Anyhow, most of the Night Man episodes are standard fare-evil bankers, evil corporations, evil scientists etc. It is an action adventure series, though a few episodes are definitely played for humor. And other episodes come across as humorous just because they are kind of silly. Johnny Domino’s father, Frank Domino,  is an ex-cop featured in Season 1 who is probably the best character if only because he does have personality. Whereas the show tries to have a common crime fighting them at the beginning, it starts to unravel a bit as the show goes on. We get a hodgepodge of alien invaders. alien villains, aliens, cursed Chinese ghost soldiers, witchcraft, evil sorceresses, and even a crossover episode with Manimal.

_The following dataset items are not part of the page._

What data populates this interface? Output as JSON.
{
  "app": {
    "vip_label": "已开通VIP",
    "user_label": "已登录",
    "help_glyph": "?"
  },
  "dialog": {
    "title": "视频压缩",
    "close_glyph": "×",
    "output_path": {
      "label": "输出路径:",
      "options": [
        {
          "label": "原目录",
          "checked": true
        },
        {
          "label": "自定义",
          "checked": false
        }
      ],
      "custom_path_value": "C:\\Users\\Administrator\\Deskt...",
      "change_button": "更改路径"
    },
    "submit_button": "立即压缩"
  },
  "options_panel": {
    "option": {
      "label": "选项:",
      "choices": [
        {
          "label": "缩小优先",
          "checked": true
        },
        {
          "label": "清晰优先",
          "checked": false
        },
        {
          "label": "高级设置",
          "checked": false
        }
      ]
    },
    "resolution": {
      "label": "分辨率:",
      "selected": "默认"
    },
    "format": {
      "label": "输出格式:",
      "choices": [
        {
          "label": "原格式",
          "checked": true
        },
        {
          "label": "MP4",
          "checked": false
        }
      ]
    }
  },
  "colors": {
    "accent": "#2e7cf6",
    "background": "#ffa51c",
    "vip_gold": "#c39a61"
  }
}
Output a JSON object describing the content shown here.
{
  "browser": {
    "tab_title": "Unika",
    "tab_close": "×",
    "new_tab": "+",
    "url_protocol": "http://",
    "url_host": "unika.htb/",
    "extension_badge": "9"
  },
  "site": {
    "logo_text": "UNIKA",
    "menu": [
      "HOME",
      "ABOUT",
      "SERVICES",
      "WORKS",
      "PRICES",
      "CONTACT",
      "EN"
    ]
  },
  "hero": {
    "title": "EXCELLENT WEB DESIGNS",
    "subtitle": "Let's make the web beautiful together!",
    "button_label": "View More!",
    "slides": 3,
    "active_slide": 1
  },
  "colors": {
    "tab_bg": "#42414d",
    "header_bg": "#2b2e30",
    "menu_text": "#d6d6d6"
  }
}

Matt McColm plays Johnny Domino, and he is a professional stuntman who had appeared in quite a few SF films and movies including The Matrix trilogy and Terminator: The Sarah Connor Chronicles.  He had a best friend named Raleigh Jordan, whose character is so replaceable they changed the actor between seasons 1 and 2. The owner of the club where Johnny performs is played by Felecia M. Bell, best known as Jennifer Sisko from Deep Space Nine. Actually, the fun of the show is watching all the guest spots by actors you see around here and there. (Tucker Smallwood, Daniel Dae Kim).

It’s…budget tv. There was a time when the only qualification for a show was to fill up the allotted minutes and get a few sponsors.